# Virginian Opossums - O lets have some babies Patrick



## byglady (Jun 9, 2007)

We took Patrick and O to the vets last night and got the all clear for breeding them.
Here is Patrick 










and O being held by our vet









They got a complete check up and were weighed. Patrick now weighs 4.95 kilos and O is 4.40 kilos. Must say they behaved brilliantly, they were seen by all the nursing staff at the practice. 
We brought them to my home and put them together for the first time and they basically ignored each other 









there was a lot of wondering around and eventually they did seem to notice one another








O seemed a lot more interested then Patrick, until she nipped him. She did not do any harm but after all the moving and pulling around it became too much for the pair of them and they fell asleep.








We will keep everyone posted on their progress. 

Thank you for your time.


----------



## xvickyx (Jul 21, 2009)

Fab!!! I love the pic of them facing each other hehe, stand off!! 

Good luck with the breeding


----------



## sophs87 (Jan 25, 2009)

I love their Crinkly little whiskers and their feet, Actually everything :2thumb:

Very lucky! 
Good luck with your breeding plans


----------



## Emmaj (Dec 3, 2007)

bless them they are hooooooje now :flrt:

i so love the updates on this adorable pair :flrt:

yes pleasie keep us updated :2thumb::no1:


----------



## dazdaraz (Feb 23, 2008)

thats great that they both got a clean bill of health!

and they werent tryin to kill each other which is good.
hope all goes well with the breedin

daz


----------



## africa (Sep 12, 2008)

They are stunning,definitely an animal/s I would like to keep:2thumb: Good luck with breeding.


----------



## stoaty (Jul 21, 2008)

Will be following this with interest.
Please keep us updated.

regards
Ian


----------



## carlycharlie (Jan 16, 2008)

Good luck with the breeding program, once they decide they like each toher of course :lol2::lol2:

They both look stunning as always :2thumb:


----------



## Elina (Jul 22, 2009)

They are adorable!
What size litters Virginia Opossums have?
-
Elina


----------



## wayne the pain (Dec 28, 2007)

Great looking animals, hope they breed for you.
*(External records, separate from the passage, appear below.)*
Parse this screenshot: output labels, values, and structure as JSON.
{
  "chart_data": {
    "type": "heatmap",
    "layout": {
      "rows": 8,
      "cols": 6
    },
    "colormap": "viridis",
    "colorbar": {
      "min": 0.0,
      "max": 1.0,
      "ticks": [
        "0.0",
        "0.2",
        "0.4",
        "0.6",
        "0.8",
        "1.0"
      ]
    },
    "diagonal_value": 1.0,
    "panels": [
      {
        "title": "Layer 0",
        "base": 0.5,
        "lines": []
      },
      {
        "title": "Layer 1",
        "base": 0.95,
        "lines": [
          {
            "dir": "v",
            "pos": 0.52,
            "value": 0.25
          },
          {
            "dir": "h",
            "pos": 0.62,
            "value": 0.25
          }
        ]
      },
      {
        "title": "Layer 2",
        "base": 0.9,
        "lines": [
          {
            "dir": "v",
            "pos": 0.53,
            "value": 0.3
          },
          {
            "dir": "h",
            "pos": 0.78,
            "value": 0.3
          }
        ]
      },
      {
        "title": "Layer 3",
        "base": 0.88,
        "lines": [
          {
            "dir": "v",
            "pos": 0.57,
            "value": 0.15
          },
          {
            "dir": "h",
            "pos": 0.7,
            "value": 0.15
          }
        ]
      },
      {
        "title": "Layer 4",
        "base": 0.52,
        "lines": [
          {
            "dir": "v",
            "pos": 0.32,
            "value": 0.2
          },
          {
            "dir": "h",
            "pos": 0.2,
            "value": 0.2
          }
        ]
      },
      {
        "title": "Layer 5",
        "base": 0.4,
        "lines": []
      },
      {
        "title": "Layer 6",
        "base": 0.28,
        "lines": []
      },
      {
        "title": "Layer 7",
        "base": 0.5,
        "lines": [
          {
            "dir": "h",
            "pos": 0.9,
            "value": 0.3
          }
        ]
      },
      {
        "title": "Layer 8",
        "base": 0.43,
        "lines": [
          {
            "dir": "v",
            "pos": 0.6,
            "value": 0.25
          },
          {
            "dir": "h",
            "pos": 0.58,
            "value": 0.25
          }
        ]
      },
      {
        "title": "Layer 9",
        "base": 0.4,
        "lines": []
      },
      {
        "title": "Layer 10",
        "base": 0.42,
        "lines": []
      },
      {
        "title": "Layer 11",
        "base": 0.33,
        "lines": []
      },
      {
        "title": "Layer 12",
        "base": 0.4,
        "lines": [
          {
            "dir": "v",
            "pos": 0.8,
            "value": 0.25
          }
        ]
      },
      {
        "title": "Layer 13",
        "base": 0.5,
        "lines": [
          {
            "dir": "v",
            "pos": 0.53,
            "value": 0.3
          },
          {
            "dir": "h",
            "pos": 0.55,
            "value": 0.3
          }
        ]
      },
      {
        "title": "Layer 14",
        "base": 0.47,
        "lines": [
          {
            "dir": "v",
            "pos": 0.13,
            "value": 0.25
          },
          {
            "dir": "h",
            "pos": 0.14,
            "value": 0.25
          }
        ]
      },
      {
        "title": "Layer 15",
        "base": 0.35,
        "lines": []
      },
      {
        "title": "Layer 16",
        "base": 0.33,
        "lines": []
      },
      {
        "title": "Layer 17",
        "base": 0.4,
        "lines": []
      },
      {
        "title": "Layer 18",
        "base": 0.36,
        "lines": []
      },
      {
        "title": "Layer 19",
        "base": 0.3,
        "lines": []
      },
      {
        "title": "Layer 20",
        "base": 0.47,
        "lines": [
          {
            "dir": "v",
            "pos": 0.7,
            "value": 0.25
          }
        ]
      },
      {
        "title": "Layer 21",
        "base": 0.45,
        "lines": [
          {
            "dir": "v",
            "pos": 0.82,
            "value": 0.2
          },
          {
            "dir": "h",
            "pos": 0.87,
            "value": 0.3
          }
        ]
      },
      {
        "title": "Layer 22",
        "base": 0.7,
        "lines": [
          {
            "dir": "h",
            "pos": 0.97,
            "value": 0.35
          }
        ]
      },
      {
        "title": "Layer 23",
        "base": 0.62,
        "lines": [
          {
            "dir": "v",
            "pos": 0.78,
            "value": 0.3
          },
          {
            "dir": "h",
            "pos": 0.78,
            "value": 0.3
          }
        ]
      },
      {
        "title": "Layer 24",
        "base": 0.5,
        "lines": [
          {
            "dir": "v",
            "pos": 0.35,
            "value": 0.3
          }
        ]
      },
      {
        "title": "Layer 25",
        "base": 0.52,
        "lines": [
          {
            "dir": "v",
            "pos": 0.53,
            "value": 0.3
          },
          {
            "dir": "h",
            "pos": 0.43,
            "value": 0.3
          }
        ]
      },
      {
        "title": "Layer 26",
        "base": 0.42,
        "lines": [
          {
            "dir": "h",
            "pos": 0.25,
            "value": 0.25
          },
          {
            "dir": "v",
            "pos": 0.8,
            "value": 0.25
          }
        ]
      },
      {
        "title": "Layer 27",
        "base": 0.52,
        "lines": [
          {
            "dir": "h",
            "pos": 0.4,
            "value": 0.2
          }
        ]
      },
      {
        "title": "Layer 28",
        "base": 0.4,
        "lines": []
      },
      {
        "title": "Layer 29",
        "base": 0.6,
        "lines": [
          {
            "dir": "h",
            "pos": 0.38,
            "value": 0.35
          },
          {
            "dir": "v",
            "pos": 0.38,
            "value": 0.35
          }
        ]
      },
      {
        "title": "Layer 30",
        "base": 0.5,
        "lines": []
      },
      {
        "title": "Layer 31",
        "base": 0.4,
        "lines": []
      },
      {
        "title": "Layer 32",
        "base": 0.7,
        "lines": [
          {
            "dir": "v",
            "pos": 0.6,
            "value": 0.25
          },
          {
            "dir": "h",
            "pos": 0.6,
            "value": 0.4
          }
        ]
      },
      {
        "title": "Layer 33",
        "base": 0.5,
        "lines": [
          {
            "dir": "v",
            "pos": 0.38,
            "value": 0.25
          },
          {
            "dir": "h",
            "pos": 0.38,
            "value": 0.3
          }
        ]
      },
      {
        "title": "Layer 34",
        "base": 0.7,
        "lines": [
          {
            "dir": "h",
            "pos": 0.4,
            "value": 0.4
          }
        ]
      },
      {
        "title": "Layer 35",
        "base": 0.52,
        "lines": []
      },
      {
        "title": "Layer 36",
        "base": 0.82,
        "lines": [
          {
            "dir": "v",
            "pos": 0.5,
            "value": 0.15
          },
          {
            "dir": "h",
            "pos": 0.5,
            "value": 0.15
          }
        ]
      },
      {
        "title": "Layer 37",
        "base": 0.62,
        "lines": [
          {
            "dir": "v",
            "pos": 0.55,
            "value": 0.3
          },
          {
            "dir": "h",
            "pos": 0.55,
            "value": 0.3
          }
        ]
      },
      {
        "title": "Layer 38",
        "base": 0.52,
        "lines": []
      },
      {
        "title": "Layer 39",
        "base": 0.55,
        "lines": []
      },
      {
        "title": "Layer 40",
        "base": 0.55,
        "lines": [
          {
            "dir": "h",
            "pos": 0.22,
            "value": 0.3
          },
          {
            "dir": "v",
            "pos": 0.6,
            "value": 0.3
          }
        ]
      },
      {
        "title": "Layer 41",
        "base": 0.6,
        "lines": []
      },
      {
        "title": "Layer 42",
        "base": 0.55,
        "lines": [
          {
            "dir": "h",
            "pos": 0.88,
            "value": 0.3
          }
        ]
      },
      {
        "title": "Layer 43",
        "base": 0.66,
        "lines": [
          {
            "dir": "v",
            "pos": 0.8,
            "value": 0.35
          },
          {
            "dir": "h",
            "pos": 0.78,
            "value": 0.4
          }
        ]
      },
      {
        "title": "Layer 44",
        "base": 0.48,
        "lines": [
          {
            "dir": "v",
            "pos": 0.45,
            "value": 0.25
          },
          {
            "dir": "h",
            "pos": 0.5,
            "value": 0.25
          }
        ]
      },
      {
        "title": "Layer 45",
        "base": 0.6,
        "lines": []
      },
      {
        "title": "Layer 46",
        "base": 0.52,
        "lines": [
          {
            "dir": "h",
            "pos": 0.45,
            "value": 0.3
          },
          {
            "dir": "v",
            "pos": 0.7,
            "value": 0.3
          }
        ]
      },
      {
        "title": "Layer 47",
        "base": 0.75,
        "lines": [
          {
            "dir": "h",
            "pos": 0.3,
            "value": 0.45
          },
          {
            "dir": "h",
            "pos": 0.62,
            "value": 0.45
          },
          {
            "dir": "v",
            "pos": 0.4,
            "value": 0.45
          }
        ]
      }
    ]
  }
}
Looking forward to seeing pix of your opossum with babies.


----------



## byglady (Jun 9, 2007)

Elina said:


> They are adorable!
> What size litters Virginia Opossums have?
> -
> Elina


They can have up to 20 babies but after 12-13 days they make their way up to her pouch and there is only 13 nipples for the babies to suckle onto, once they are attached the nipple swell to fit the babies mouth. 

the average size of litter is 7 however, we have seen pictures of bigger litters.


----------



## Elina (Jul 22, 2009)

Gosh that is quite a few!
-
Elina


----------



## Jade01 (Feb 21, 2007)

very nice!
out of interest are these expensive to buy, ive never seen them for sale before.. their really gorgeous!


----------



## Amalthea (Oct 2, 2007)

I found it!!! *blush*

Great news that they both got clean bills of health!! They are amazing and I would love to have the pleasure of keeping one (or a few) at some point! I love hearing about O and Patrick! Good luck!


----------



## babymarley (Nov 24, 2009)

ohh how cute are these good luck with breeding :flrt:


----------



## byglady (Jun 9, 2007)

*Quick Update*

We have given up on the breeding at the moment, Patrick has returned home. O was not very cooperative about the whole thing, every time Patrick made his advances she bit him. 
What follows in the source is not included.